I am completely lost at why the extra opcode/byte fixes the issue. A binary diff between the .obj files confirms that's the only difference. Probably relevant is the fact that the associated unwind info in the .pdata section also extends by one byte in the LLVM11 version. It's also a mystery why this works when compiling as a single module. In LLVM 10 the assembler code in single module does include the extra int3.

I'm running out of ideas, so I'm putting this on the back-burner for a while. In the meantime, maybe we can upgrade to LLVM 11 or 12 with the patches for #10359 applied?

ggiraldez commented 3 years ago

Well, it seems I just needed to dump my brain in the previous comment to get to the bottom of this. 😃 I found a couple of LLVM commits involved, but the end of the thread seems to be https://github.com/llvm/llvm-project/commit/597718aae017a870e99cdb37b3bc10d8dfa58a25 . From the commits referenced there, https://github.com/llvm/llvm-project/commit/5ff5ddd0adc89f8827b345577bbb3e7eb74fc644 provides the most information, pointing to the X86AvoidTrailingCall.cpp file which reads:

// The Windows x64 unwinder decodes the instruction stream during unwinding.
// The unwinder decodes forward from the current PC to detect epilogue code
// patterns.
//
// First, this means that there must be an instruction after every
// call instruction for the unwinder to decode. LLVM must maintain the invariant
// that the last instruction of a function or funclet is not a call, or the
// unwinder may decode into the next function. Similarly, a call may not
// immediately precede an epilogue code pattern. As of this writing, the
// SEH_Epilogue pseudo instruction takes care of that.
//
// Second, all non-tail call jump targets must be within the *half-open*
// interval of the bounds of the function. The unwinder distinguishes between
// internal jump instructions and tail calls in an epilogue sequence by checking
// the jump target against the function bounds from the .pdata section. This
// means that the last regular MBB of an LLVM function must not be empty if
// there are regular jumps targeting it.
//
// This pass upholds these invariants by ensuring that blocks at the end of a
// function or funclet are a) not empty and b) do not end in a CALL instruction.

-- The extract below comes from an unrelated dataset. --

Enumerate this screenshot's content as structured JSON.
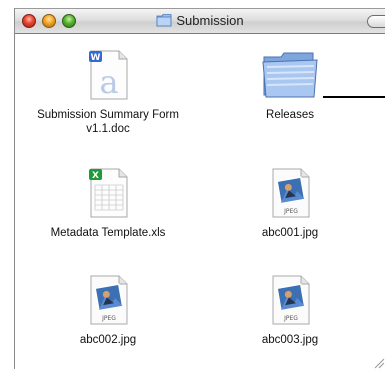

This means that the last regular MBB of an LLVM function must not be empty if there are regular jumps targeting it.

So, yeah. LLVM produces an empty basic block for the "normal" exit of the invoke because it is unreachable, but that confuses the unwinder 🤷 I have no idea why this doesn't happen when compiling a single module.

A workaround may be possible, but to be honest it looks like upgrading to a newer LLVM would be best.

straight-shoota commented 3 years ago

Thank you very much @ggiraldez for digging into this.

Knowing that it's an LLVM bug and fixed in recent releases is really helpful. That redeems us from having to introduce a workaround.

As a somewhat surprising coincidence, LLVM 13 has just been released yesterday. 🎉 That release should include all the patches we need for #10359 and this issue. We should be able to update LLVM for the binary distribution and already link the upcoming Crystal 1.2.0 with LLVM 13.

We can probably start using LLVM 13 in win32 CI right now.